Monday, March 15, 2010

Global Management Perspective and the Start of Q4

Today we started Q4 with Global Management Perspective. It promises to be an interesting class. Prof. Blum was a guest speaker at our Latin America class (he's Brazilian) and gave us his perspective on the interesting developments in that part of the world, focusing on Brazil, Argentina and Chile.

I think Prof. Blum gave a very fair and balanced perspective of globalization. While most capitalists would tout the praises of globalization and competition, he gave what I think is a fair criticism of globalization along with his description of the underlying economics. The key take away summarized (in my humble opinion):
"Globalization will create more wealth, but does not guarantee that it will be
distributed evenly."

It is NOT a zero sum game - I noticed that this is especially prevalent anywhere "efficiency" is involved. Advocates of globalization will often quote "comparative advantage" as one of the primary benefits of globalization even negating the benefits of size.
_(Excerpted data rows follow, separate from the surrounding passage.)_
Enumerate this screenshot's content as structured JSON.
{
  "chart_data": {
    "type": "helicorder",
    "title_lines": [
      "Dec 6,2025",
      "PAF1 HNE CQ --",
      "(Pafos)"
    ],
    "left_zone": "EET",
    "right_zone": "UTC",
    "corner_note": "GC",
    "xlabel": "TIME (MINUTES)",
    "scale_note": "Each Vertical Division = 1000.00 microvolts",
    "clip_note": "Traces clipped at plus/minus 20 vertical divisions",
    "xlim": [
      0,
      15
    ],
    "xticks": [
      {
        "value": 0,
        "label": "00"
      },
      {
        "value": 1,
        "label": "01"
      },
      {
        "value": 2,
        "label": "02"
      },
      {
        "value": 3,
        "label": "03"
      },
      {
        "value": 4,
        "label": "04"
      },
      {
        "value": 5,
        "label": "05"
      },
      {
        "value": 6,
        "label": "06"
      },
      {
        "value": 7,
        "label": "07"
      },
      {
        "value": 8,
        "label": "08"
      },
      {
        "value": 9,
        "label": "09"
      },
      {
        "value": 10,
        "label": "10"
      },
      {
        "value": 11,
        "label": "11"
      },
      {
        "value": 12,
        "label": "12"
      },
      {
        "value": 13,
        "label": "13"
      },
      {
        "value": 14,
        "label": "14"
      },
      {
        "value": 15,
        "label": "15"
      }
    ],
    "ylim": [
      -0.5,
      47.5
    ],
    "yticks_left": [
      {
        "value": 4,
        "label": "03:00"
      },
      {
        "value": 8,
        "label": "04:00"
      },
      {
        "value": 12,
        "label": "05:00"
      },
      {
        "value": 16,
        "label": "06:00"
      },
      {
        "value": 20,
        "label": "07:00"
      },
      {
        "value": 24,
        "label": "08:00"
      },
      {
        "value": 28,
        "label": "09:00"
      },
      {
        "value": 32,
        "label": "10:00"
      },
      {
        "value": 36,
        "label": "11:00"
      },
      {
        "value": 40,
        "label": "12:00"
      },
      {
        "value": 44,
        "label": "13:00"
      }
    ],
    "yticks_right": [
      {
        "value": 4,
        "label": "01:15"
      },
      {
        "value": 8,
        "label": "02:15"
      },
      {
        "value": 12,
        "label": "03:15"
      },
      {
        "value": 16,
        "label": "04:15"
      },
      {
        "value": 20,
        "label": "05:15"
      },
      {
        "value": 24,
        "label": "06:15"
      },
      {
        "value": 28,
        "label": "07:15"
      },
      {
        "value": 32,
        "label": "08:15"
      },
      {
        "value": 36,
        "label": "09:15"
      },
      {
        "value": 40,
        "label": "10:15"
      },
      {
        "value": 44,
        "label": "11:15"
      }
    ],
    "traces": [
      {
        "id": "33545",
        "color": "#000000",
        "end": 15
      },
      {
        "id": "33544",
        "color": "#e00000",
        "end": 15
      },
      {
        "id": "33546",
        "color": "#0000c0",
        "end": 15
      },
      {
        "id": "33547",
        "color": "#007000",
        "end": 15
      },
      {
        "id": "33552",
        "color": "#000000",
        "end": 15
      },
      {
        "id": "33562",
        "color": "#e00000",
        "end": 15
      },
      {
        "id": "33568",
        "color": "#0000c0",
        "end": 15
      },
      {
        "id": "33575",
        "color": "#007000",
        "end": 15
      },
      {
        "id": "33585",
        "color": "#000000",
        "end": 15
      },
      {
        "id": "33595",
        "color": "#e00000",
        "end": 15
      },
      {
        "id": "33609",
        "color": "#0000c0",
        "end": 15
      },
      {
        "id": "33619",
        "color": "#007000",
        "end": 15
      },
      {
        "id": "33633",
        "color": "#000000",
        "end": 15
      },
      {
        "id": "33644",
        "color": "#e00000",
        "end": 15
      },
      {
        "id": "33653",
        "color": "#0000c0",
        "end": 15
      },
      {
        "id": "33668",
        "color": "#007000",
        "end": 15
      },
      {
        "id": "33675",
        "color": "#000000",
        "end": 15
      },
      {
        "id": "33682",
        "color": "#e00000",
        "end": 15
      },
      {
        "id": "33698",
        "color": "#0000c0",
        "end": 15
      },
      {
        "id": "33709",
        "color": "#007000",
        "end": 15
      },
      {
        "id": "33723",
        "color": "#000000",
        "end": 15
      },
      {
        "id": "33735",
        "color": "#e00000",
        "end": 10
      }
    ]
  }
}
For instance:

Country A (a larger country) can create:
  • Computers at a rate of 50 per year
  • Bread at a rate of 100 per year
  • or any linear combination of the two (Computers are worth 2 bread)

Country B can create:

  • Computers at a rate of 10 per year
  • Bread at a rate of 30 per year
  • or any linear combination of the two (Computers are worth 3 bread)

Country B is much better at creating bread than computers, so using it's comparative advantage it should create bread and trade with Country A for the computers it needs. Even though Country A can "out-manufacture" Country B in any category because of it's size, Country B can more efficiently create certain goods which it can trade with Country A.

It is fairly undisputed that globalization utilizes comparative advantage to increase the total wealth of all countries involved. However, as was brought up by our professor, this does not account for distribution of wealth. Regulations and other mechanisms are needed to ensure income equity. His comment was that criticism on this line against the WTO and globalization in general was certainly valid, whereas criticsm citing globalization as not wealth creating was economically falacious.

It's like in our strategy class when we talked about "double marginalization" where in vertical integration, two companies (as seperate entities) will optimize their cost and pricing structure in order to maximize their individual profits. However, from a more macro view, there is the potential for companies to gain synergies by vertical integration and earn margins that are optimal from a more wholistic view (which makes the case for the acquisition of a supplier or distribution channel by a company).